Concernant les stratégies face aux graffitis et gangs de rue, Jacqueline Montpetit assure que l'arrondissement va intervenir. «On a réussi à contrer une certaine violence grâce au travail de prévention d'organismes qui s'occupent de jeunes âgés de 17 à 20 ans», souligne-t-elle. Le plan suggère aussi que les parcs soient surveillés par des citoyens et/ou des gardiens.
Reconnaissance et participation citoyenne
Le plan d'action parle également d'élaborer une politique de reconnaissance des organismes. «Le soutien de l'arrondissement existe déjà par des subventions à plus de 200 organismes locaux, car ils agissent comme partenaires», précise Jacqueline Montpetit.
Pour la participation citoyenne, la mairesse estime qu'une proximité s'est développée avec les gens depuis la création de l'arrondissement. «Selon les enjeux, les citoyens se présentent au conseil d'arrondissement et aux consultations publiques. On constate leur participation aux forums.
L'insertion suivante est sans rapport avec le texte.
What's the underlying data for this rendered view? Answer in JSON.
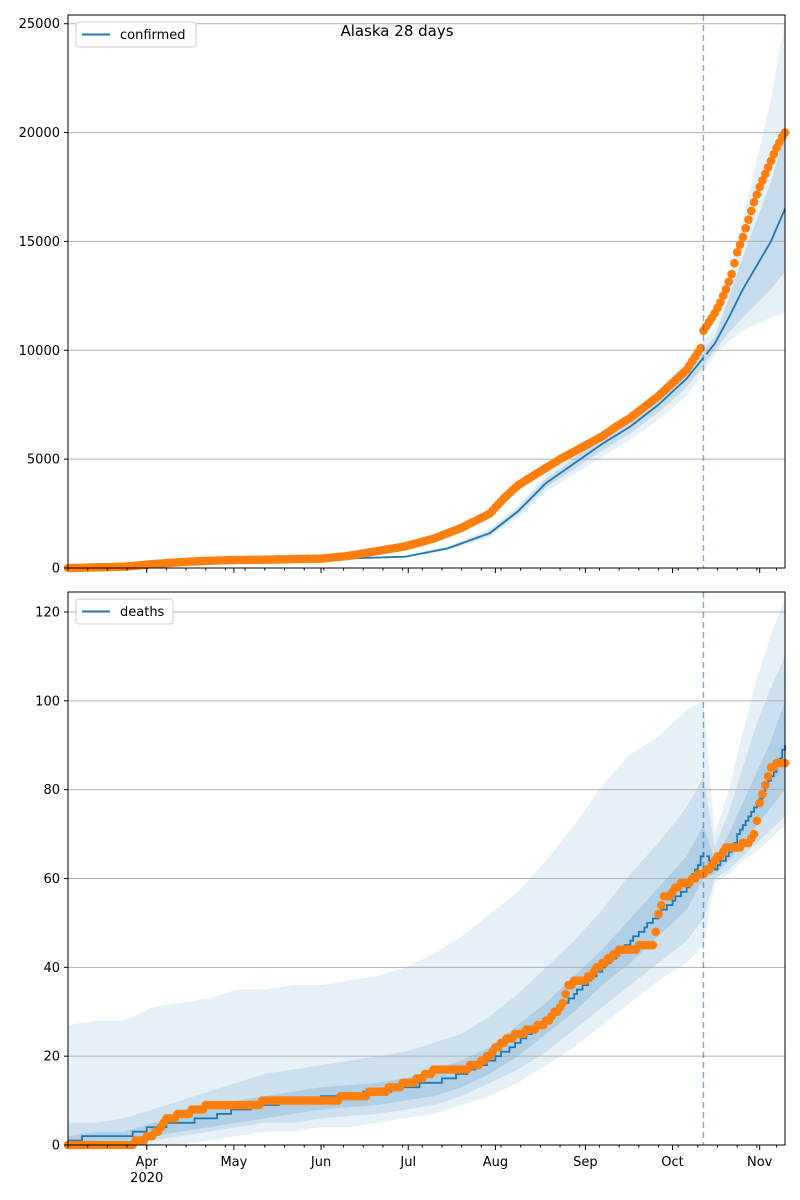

On pense créer des thématiques pour prendre les couleurs de chaque quartier, qui ont chacun une longue tradition de vie communautaire», raconte-t-elle pour démontrer que les citoyens s'intéressent à leur milieu de vie.
Pour assurer un suivi de ce plan d'action, il est question de créer un comité institutionnel chargé du développement social du Sud-Ouest. «C'est à l'état de projet, affirme la mairesse, mais le responsable de sa mise sur pied sera le directeur du service du développement social de l'arrondissement. On veut que les efforts qui ont mené à ce plan portent fruits et que l'application de celui-ci puisse faire la différence dans la communauté», conclut Jacqueline Montpetit.